Sauf respect, Bush rendrait service à la région et au monde entier en restant chez lui, si son intention est de venir au Moyen-Orient simplement pour impulser la même politique américaine et soutenir aussi aveuglément Israël, donner armes et argent aux régimes arabes autoritaires, s’opposer à des groupes islamiques influents jouissant d’une large légitimité populaire, ignorer ce que sont des avancées démocratiques réalistes, et faire pression activement sur les gouvernements et mouvements qui bravent les Etats-Unis.

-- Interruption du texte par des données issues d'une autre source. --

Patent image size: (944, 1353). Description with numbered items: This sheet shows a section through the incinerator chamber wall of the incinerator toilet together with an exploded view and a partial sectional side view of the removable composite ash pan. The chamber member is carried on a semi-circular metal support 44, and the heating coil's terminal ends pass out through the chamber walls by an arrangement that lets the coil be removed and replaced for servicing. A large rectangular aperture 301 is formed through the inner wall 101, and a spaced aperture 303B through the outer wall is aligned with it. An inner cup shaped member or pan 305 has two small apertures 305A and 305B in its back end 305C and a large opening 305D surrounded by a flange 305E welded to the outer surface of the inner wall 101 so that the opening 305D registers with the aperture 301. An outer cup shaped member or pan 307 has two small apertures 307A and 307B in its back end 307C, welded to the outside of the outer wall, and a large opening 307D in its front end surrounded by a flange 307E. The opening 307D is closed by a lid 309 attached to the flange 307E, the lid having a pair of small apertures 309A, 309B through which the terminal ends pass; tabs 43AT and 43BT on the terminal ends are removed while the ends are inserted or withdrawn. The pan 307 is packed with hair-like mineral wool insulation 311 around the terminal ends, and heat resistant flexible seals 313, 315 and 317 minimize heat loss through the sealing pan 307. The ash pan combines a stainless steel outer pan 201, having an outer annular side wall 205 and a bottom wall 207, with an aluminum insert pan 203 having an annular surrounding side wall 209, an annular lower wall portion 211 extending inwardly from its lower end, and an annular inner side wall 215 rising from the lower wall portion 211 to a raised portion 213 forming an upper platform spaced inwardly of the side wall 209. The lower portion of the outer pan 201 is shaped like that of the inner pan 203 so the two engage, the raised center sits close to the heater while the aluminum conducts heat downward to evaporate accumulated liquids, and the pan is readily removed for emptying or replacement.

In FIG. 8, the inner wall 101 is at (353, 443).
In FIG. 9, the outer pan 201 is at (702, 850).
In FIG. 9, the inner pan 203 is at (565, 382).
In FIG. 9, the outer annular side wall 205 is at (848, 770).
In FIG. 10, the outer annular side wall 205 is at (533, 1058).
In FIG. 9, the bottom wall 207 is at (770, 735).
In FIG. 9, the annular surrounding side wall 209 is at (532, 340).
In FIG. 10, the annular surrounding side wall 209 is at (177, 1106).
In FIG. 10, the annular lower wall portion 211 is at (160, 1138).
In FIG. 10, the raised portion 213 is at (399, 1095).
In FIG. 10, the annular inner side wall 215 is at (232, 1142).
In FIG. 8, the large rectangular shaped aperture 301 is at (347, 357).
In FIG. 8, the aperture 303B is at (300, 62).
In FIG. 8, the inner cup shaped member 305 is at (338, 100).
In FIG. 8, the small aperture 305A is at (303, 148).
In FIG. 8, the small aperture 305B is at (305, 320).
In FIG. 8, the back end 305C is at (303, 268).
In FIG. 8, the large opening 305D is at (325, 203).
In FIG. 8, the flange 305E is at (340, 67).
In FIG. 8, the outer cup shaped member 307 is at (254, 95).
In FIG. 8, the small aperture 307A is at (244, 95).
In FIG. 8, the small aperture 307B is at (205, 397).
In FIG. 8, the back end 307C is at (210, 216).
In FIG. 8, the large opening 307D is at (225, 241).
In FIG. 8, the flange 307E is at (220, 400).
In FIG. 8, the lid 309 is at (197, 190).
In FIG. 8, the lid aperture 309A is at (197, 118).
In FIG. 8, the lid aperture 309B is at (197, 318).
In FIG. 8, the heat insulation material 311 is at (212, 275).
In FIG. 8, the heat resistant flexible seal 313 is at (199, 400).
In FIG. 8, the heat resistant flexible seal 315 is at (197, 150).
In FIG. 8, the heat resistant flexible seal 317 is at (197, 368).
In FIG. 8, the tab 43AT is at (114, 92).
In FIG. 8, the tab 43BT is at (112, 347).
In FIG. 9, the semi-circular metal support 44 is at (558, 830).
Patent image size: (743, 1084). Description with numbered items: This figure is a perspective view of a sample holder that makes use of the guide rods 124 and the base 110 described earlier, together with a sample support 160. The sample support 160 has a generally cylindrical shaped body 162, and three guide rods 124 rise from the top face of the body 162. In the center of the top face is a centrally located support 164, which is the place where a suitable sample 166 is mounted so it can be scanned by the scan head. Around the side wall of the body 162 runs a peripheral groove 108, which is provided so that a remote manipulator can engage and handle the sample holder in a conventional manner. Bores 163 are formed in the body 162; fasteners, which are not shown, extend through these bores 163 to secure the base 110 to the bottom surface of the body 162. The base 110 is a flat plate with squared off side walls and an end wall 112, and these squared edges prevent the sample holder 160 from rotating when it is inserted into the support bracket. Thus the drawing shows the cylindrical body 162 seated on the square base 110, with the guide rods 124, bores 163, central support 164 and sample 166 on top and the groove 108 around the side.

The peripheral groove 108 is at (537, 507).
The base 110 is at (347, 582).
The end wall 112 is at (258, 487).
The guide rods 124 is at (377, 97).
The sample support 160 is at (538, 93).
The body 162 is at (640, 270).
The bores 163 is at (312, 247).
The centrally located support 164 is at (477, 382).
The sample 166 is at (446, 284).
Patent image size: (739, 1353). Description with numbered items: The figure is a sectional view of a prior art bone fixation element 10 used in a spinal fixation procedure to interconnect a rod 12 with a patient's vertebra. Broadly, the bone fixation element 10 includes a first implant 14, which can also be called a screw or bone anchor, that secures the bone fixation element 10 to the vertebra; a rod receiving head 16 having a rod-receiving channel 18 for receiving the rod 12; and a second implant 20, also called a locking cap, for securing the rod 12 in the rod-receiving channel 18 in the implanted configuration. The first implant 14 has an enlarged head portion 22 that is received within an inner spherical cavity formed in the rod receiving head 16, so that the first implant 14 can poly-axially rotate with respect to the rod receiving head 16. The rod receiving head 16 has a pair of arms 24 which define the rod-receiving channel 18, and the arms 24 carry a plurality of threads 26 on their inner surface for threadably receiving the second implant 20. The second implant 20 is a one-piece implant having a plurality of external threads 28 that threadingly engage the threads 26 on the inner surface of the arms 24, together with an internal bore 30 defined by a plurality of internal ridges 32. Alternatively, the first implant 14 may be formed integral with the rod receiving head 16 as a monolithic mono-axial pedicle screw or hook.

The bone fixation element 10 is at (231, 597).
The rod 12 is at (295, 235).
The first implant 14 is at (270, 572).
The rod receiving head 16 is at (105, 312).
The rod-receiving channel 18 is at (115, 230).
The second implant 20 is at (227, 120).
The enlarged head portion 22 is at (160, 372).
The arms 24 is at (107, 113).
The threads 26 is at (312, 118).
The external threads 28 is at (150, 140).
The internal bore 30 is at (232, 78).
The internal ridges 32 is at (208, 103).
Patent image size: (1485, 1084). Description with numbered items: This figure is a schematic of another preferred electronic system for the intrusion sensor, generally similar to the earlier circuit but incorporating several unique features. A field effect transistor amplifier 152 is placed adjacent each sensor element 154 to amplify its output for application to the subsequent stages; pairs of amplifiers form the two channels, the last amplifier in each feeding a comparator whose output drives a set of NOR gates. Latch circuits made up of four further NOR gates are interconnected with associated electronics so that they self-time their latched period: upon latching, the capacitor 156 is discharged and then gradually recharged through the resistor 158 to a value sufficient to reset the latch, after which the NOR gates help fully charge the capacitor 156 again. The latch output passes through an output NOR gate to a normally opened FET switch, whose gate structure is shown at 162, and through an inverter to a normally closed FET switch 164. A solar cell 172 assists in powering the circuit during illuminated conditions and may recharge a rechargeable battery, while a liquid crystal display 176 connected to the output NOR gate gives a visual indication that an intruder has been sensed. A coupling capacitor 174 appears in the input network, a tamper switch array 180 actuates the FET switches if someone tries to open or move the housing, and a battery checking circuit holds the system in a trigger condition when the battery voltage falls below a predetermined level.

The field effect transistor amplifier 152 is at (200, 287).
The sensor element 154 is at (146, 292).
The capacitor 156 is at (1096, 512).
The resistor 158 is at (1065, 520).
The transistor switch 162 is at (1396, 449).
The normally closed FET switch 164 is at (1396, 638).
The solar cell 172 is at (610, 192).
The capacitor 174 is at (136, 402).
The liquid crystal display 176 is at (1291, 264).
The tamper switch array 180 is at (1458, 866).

Bush n’est plus en fonction pour longtemps, aussi, il se fiche de savoir si 54 mois de plus, à l’instar de ceux qui viennent de s’écouler, sont bons ou non pour le Moyen-Orient, les USA et le reste du monde. Le monde dans sa majorité s’en préoccupe toutefois, comme s’en préoccupent la plupart des peuples de cette région.

Rami G. Khouri écrit chaque semaine dans le Daily Star.